Cross-examined by MR. HARRISON. William Trautz gave his right name when arrested—I thought he was Alexander—he frankly admitted that he went to Fleet Street to get letters.

Cross-examined by MR. BUTLER. No key to fit the premises was found on Fruhling—he said he got his living by being a clerk and translating letters.

Cross-examined by MR. CLARKE HALL. I only found half a gross of fly-papers; the value of them would be 2s. or 3s., I suppose—I remember when Joseph was a publican—he has also carried on the business of a commission agent for some years—there is a Sunday market in Stoney Lane, and there is a good deal of business done there—everything was put outside the shop—more business is done on Sunday than any other day; I have not been round there much.

Re-examined. I have been there on Sunday and seen the boards outside the shop, 5A—I have seen cricket bats, and stays, and footballs, and dog collars, and other things on the board.

SAMUEL BACON . Re-examined). At 9.30 p.m. on 8th August I went to the Red Lion, 94, High Street, Whitechapel, with Austin—I saw Joseph in a private compartment, and told him I had a warrant for his arrest—he said, "What for?"—I said, "I will read it to you"—I read it; it was for conspiring with Francks and others—he said, "I don't know Francks and Co. I know a man by the name of Trautz. I have sold some towels for him"—I said, "Have you any of them now?"—he said, "No, I sold them to a Mr.

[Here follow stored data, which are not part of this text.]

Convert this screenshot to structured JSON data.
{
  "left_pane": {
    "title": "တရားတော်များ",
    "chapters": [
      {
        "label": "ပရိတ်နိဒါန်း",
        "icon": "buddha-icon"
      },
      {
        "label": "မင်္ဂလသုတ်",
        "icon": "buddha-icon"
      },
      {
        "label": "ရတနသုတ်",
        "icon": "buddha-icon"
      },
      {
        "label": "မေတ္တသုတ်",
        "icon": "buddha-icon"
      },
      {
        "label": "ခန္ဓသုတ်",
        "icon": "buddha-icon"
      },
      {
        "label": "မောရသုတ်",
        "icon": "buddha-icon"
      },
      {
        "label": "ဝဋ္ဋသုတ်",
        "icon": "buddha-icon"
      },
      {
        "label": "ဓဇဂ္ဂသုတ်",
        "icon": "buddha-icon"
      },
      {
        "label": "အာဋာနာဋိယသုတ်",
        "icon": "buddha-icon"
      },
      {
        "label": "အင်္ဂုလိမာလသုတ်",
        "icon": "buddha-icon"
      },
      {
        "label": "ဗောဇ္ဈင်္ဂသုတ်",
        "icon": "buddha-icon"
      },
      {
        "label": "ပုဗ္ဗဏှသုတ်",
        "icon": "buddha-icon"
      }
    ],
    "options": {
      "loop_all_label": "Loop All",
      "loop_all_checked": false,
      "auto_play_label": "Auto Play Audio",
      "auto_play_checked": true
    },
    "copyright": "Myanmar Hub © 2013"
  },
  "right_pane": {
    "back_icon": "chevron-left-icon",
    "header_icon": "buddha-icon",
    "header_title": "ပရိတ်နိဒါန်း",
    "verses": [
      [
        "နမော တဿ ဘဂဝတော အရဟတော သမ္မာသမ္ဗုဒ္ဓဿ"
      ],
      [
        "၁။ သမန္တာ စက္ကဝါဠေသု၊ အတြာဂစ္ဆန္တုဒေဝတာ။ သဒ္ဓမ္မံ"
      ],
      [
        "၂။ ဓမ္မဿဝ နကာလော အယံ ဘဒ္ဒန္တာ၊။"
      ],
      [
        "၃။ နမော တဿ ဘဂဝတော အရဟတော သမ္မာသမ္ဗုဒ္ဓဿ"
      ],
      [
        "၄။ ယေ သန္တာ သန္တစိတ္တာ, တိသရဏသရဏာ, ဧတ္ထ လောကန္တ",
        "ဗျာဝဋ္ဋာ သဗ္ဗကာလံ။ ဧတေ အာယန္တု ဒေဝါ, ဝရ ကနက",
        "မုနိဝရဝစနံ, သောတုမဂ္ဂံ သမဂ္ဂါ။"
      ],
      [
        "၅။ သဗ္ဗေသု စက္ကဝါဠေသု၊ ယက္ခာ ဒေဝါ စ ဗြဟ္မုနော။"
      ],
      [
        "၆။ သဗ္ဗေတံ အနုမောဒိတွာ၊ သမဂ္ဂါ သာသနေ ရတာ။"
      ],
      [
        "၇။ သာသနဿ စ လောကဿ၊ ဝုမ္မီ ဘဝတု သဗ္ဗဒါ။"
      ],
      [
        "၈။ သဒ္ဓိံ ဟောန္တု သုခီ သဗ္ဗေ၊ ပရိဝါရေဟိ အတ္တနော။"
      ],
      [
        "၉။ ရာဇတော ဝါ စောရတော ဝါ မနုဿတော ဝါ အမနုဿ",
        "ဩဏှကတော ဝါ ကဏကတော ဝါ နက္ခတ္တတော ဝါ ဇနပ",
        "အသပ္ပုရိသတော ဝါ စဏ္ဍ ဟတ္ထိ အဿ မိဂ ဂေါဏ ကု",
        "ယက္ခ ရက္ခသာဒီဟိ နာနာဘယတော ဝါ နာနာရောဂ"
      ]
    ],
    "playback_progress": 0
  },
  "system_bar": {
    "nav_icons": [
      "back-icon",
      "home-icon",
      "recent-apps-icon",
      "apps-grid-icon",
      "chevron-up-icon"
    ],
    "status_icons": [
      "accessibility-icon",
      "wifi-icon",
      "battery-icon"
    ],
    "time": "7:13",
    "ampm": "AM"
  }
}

Marks, a shipping agent"—I said, "Have you done business with Trautz before?"—he said, "Yes"—I took him to Bridewell Station, where he was charged with the Trautzes—he made no reply.

Cross-examined by MR. CLARKE HALL. I have known Joseph for fourteen years.

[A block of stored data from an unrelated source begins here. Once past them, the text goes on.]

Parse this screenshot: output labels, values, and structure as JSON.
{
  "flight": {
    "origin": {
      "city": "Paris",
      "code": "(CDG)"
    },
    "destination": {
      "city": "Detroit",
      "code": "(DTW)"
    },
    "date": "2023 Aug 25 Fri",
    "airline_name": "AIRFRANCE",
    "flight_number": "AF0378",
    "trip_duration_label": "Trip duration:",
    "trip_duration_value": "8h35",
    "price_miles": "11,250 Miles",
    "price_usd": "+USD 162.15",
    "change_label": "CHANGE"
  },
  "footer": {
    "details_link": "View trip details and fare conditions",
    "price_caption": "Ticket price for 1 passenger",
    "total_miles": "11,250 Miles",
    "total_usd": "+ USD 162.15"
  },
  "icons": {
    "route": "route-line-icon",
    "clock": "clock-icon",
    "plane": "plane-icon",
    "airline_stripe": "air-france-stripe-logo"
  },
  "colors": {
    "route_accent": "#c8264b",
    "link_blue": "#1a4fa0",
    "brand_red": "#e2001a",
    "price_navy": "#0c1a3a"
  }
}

Joseph received a good character.

EMILE TRAUTZ, FRUHLING, and WILLIAM TRAUTZ— GUILTY . JOSEPH— GUILTY. of Receiving. FRUHLING then PLEADED GUILTY. to having been convicted of obtaining goods by false pretences in April, 1892, in the name of Henry Schwann, at Manchester. INSPECTOR CROSS. stated that in about forty other cases goods had been obtained in a similar manner from various parts of the country.— Five Years Penal Servitude each.

The COURT. concurred in the commendation of the police in this case expressed by the committing Alderman.